The old veterans hall has stately, classical-style architecture and such features as a stage and ballroom. But its a fixer-upper that has sat deteriorating for years. Problems range from leaks to dead birds in some of the rooms.
Built in 1929, the building had deteriorated by the 1970s to a point where veterans groups had trouble caring for it. Solano County took over maintenance chores in 1977, but also found itself falling behind.
In 2007, the county settled a lawsuit with veterans groups by moving them to a different building. The Veterans Memorial Building has sat empty since, with boarded-over windows. No longer did it qualify as one of Vallejo’s grand buildings.
“It’s an eyesore, Boydston said.
The county set a minimum bid price for the building at $25,000. Four people submitted sealed bids, with Boydston submitting the highest bid by far at $127,623.
Then board Chairwoman Linda Seifert invited people to make oral bids.
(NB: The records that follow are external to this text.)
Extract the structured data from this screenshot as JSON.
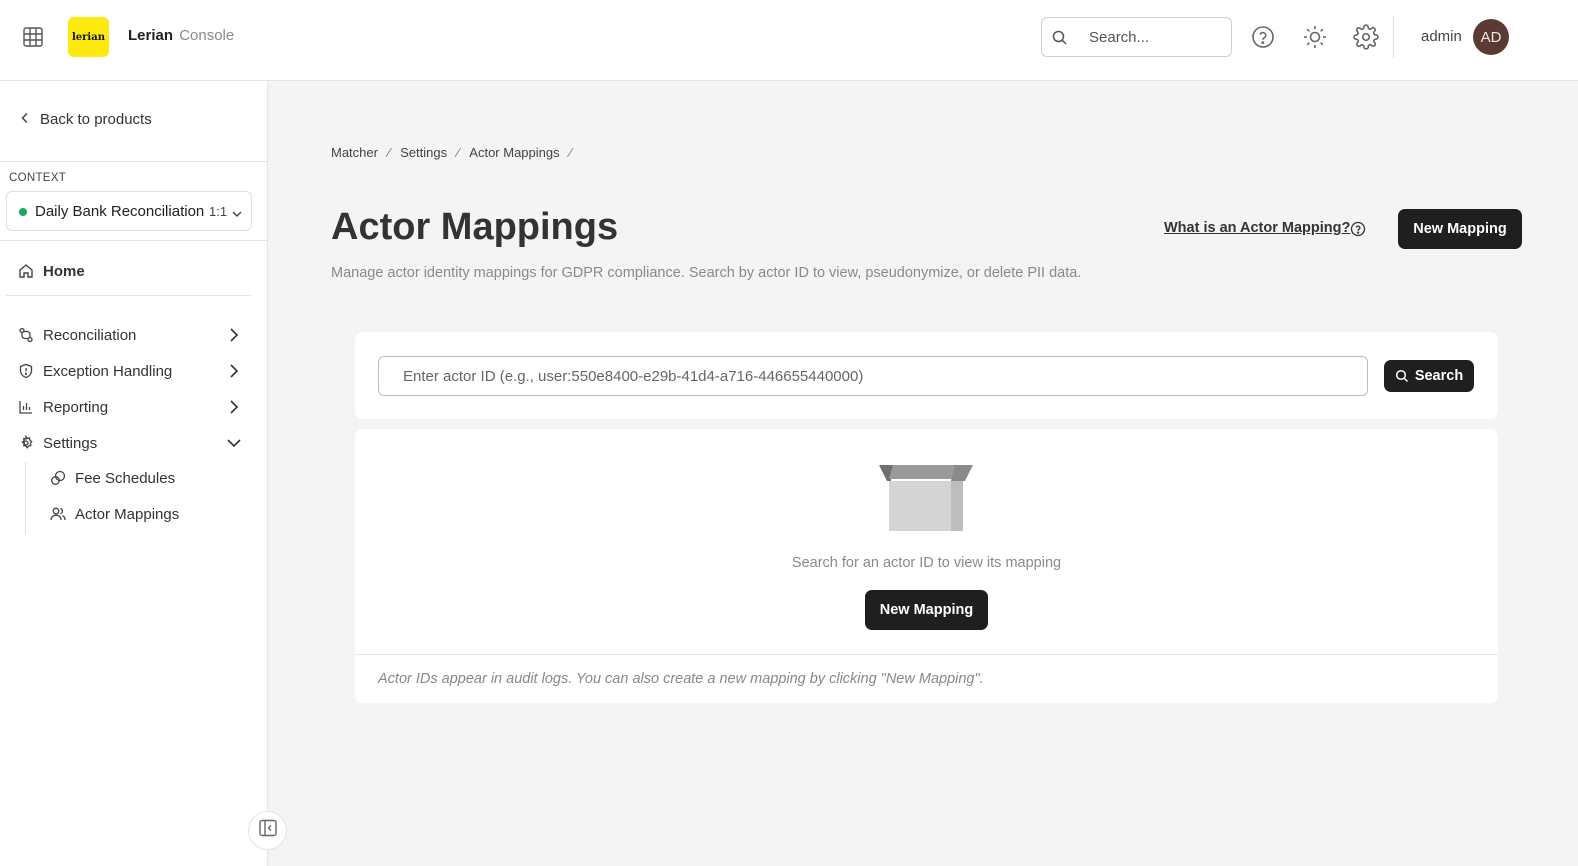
{
  "header": {
    "logo_text": "lerian",
    "brand_name": "Lerian",
    "brand_suffix": "Console",
    "search_placeholder": "Search...",
    "user_name": "admin",
    "avatar_initials": "AD",
    "icons": [
      "apps-grid-icon",
      "search-icon",
      "help-circle-icon",
      "sun-icon",
      "gear-icon"
    ]
  },
  "sidebar": {
    "back_label": "Back to products",
    "context_label": "CONTEXT",
    "context_name": "Daily Bank Reconciliation",
    "context_ratio": "1:1",
    "context_status_color": "#1aa85a",
    "home_label": "Home",
    "items": [
      {
        "label": "Reconciliation",
        "icon": "git-compare-icon",
        "chevron": "right"
      },
      {
        "label": "Exception Handling",
        "icon": "shield-icon",
        "chevron": "right"
      },
      {
        "label": "Reporting",
        "icon": "bar-chart-icon",
        "chevron": "right"
      },
      {
        "label": "Settings",
        "icon": "gear-icon",
        "chevron": "down"
      }
    ],
    "sub_items": [
      {
        "label": "Fee Schedules",
        "icon": "coins-icon"
      },
      {
        "label": "Actor Mappings",
        "icon": "users-icon"
      }
    ]
  },
  "breadcrumb": [
    "Matcher",
    "Settings",
    "Actor Mappings"
  ],
  "page": {
    "title": "Actor Mappings",
    "subtitle": "Manage actor identity mappings for GDPR compliance. Search by actor ID to view, pseudonymize, or delete PII data.",
    "help_link": "What is an Actor Mapping?",
    "new_mapping_label": "New Mapping"
  },
  "search": {
    "placeholder": "Enter actor ID (e.g., user:550e8400-e29b-41d4-a716-446655440000)",
    "button_label": "Search"
  },
  "empty_state": {
    "message": "Search for an actor ID to view its mapping",
    "button_label": "New Mapping",
    "footnote": "Actor IDs appear in audit logs. You can also create a new mapping by clicking \"New Mapping\"."
  }
}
Three people got into a bidding match and the price kept going up. One person stepped to the microphone to say $135,000, another to say $149,000 and on and on. Finally, as the amount topped $200,000, only Boydston and a woman kept stepping to the microphone to keep topping each other.
The price topped $300,000 and two kept at it until Boydston bid $320,000.
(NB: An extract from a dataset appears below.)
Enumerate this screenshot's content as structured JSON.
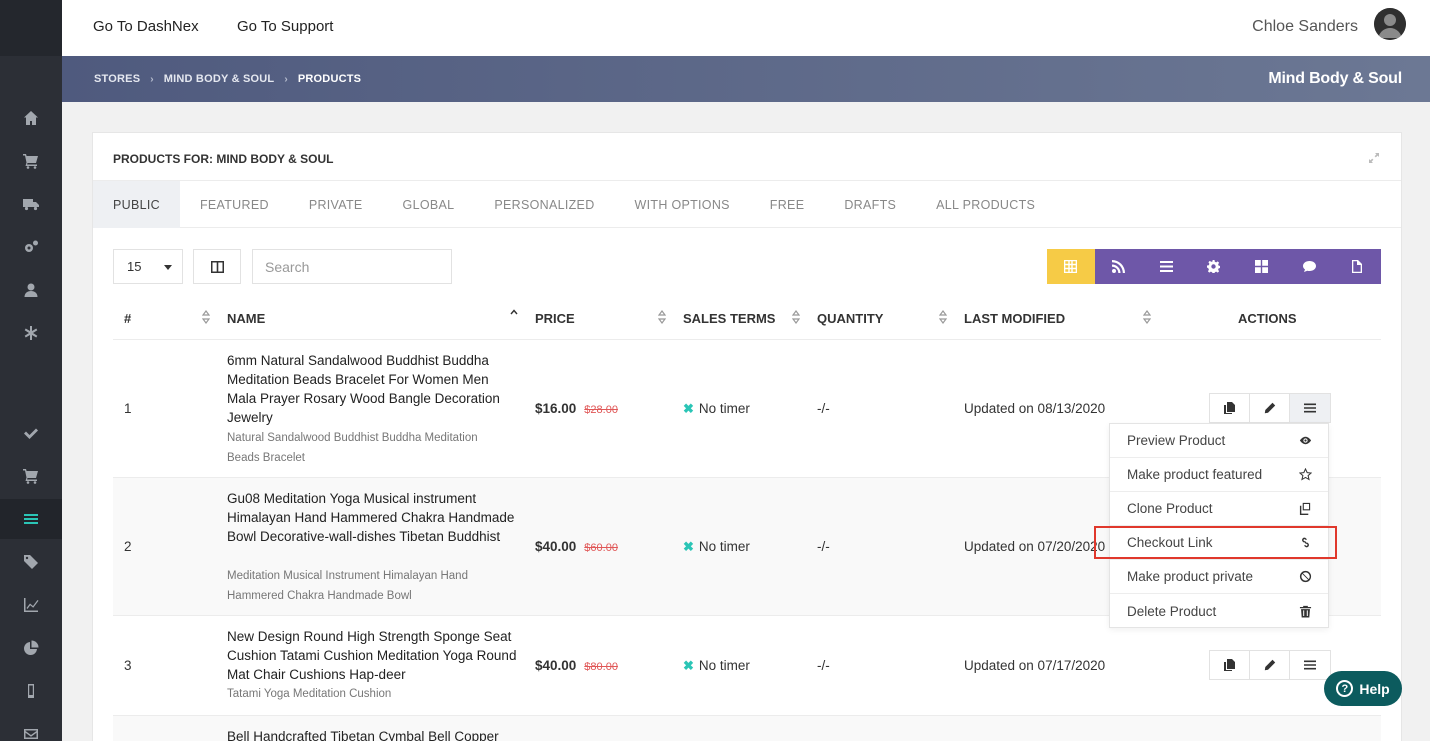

“Going once, going twice,” Seifert said and slammed down her gavel.
At about the same instant, the woman stepped back to the microphone. But she had hesitated.
“Too late,” Seifert said. “It is to Mr. Boydston at $320,000.”
County Real Estates Services Manager Keith Hanson said Boydston has 30 days to have the property inspected. The estimated close of escrow is late November or early December.
Boydston has the option of pulling out of the deal after the inspection, Hanson said. If that happened, the county would turn to the next-highest bidder.
What happens to the building after it’s sold will be overseen by Vallejo, not by Solano County. Hanson said the buyer will have to go to the city to get all of the necessary permits.
The county on Tuesday also accepted Icon Aircraft’s $2.1 million bid to buy 14 acres of vacant property on Beechcraft Road near Nut Tree Airport. Hanson said the company has 30 days to do an environmental inspection for such things as wetlands and has the option of walking away from the deal after seeing the results.
The county originally intended to sell a building it owns at 600 Merchant St. in Vacaville. Built in 1930, the building once housed St. Mary’s Catholic Church, then a courthouse and then a county center for child crime victims. It has been vacant since 2010.
The Board of Supervisors on Oct. 8 took 600 Merchant St. off the county’s surplus property list.